CARNEGIE HALL Singer cements musical-theater status
The performance's centerpiece is a new song cycle.
NEW YORK (AP) -- With her concert at Zankel Hall, Carnegie Hall's newest performance space, Audra McDonald has reconfirmed her status as one of the leading ladies of the American musical theater -- and as an ardent supporter of new American song.
Her 75-minute celebration, which premiered last week, and will be repeated today and Thursday, included works by such greats as Harold Arlen and Dorothy Fields. But its centerpiece was a new song cycle called "The Seven Deadly Sins," featuring present-day composers and lyricists examining anger, gluttony, vanity, lust, sloth, envy and greed.
McDonald, looking buffed and toned in basic black, jokingly called the evening "an out-of-town tryout in town." The singer, moonlighting from her usual job as Ruth Younger in the Broadway revival of "A Raisin in the Sun," is the epitome of self-confidence.

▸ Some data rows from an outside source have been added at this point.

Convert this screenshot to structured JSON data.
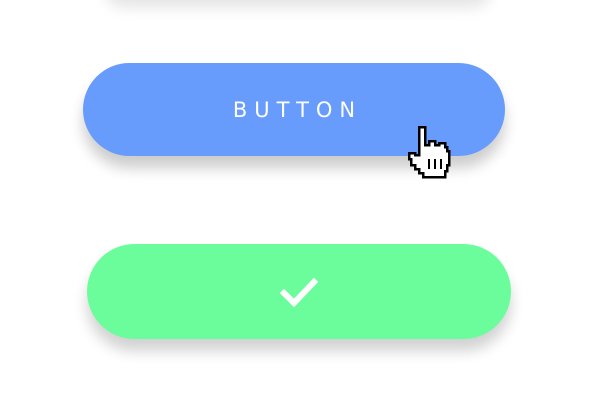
{
  "primary_button": {
    "label": "BUTTON",
    "color": "#679BFC"
  },
  "success_button": {
    "icon": "checkmark-icon",
    "color": "#6BFD9C"
  },
  "cursor": {
    "icon": "hand-pointer-cursor-icon"
  }
}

Sunday, she won a Tony for Best Featured for her role in the play.
Assisted by her longtime musical director, Ted Sperling, and a five-man combo, McDonald first sang her way through an eclectic collection of numbers, which she described as "sorbet, some foreplay before the sins."
Included
These works included the expansive title tune from "The Light in the Piazza," the much-anticipated new Adam Guettel-Craig Lucas musical that McDonald said would be done at Lincoln Center in 2005.
The song perfectly fit the singer, a longtime Guettel supporter. It features a long, expansive melody, complemented by achingly romantic lyrics. McDonald doesn't just sing songs, she acts them, turning each number into a melodic mini-play.
Her talent for the theatrical -- from humor to high drama -- served her well for the new pieces, written by some of the best composers around.
Among the highlights:
Acerbic piety dominates "The Christian Thing to Do," Michael John LaChiusa's country take on what can best be described as an unsuccessful yet hilarious attempt at anger management.
Gluttony was the centerpiece of "I Eat," a mournful, affecting piece by Lynn Ahrens and Stephen Flaherty in which eating becomes the sole, sad reason for existence.
And McDonald was able to demonstrate her gift for supreme silliness in "Blah, Blah, Me," Jake Heggie's dissection of vanity.
Yet the evening's best moment came at the end, after those sins had been put to bed. McDonald delivered "Ain't It de Truth," the Arlen-E.Y. Harburg classic from the Broadway musical "Jamaica."
The delightful, jaunty number is an exhortation to live life to fullest -- right now. And McDonald amply demonstrated that joy.